Current imbalance due to induced circulation currents in a large cable-inconduit superconductor

Abstract

It has been previously reported by the authors that 30 kA NbTi pulsed coils (Demo Poloidal Coils; DPC-U1 and -U2) exhibit instability such as quenching at much lower currents than their critical level as a result of current imbalance in the conductor. In this paper, a theoretical study for such an imbalance in a large cable-in-conduit (CIC) conductor consisting of insulated strands is presented. This study indicates that significant circulation currents are induced in large CIC conductors, such as the conductor of DPC-U1 and U2, and remain for a long time because of the superconductivity of the strands. A large current imbalance is produced by superimposing the induced circulation current onto the transport current. It is also shown that the existence of an external field induces larger circulation currents, resulting in the larger current imbalance. For justification of these indications, characteristics of current imbalance are investigated from the experimental results. The magnitude of the current imbalance is evaluated as the ratio of the maximum strand current to the average strand current.
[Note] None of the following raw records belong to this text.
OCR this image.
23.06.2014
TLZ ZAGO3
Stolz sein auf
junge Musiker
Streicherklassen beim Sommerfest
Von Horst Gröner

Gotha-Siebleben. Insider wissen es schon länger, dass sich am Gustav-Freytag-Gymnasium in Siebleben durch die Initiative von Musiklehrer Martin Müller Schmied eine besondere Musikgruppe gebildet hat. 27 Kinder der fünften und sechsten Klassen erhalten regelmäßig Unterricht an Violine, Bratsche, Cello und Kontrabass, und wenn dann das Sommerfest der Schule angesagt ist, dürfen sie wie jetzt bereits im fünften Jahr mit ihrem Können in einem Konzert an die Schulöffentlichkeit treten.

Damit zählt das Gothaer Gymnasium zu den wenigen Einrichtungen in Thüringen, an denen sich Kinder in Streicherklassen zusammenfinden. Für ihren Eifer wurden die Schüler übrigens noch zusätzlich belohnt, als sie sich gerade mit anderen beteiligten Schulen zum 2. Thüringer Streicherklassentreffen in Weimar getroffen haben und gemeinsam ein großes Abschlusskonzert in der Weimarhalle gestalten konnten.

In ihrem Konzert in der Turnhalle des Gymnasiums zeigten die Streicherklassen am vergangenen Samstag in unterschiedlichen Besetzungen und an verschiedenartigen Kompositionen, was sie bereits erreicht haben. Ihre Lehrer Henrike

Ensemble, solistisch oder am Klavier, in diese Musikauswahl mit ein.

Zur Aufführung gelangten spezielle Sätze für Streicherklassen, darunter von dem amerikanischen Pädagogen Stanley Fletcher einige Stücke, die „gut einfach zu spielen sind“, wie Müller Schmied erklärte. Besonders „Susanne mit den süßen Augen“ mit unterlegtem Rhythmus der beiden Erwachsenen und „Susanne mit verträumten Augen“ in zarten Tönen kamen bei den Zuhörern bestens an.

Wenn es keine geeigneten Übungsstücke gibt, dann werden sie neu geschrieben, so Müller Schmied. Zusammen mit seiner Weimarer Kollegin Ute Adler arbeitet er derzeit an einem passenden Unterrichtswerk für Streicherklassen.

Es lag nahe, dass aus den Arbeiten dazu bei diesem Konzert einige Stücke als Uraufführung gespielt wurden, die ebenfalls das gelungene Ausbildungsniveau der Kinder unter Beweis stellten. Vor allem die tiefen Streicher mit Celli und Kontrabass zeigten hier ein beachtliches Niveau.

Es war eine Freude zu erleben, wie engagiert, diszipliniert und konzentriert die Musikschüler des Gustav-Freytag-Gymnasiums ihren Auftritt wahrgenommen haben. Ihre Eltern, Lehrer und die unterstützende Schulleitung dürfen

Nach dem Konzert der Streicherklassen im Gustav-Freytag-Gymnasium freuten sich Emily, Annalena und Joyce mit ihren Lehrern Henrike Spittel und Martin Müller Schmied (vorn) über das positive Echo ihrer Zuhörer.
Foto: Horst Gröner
This ratio was estimated to be 7.1 when DPC-U1 was charged singly, and reached about 15 when DPC-U1 was subjected to an external field from DPC-U2 and a test coil was installed between DPC-U1 and U2. Also, the time decay constant of the induced circulation currents was estimated to be around 2 h. These figures are interpreted by calculating the current distribution in the DPC-U1 conductor based on the assumption of asymmetric strand transposition of about 0.1% deviation in self inductances. It seems impossible to control such small asymmetry of the strand transposition in a commercial manufacturing procedure. Therefore, such instability as a result of current imbalance is inevitable in large CIC superconductors consisting of insulated stands. A similar instability may be caused in a large CIC superconductor when strands are coated with highly resistive material.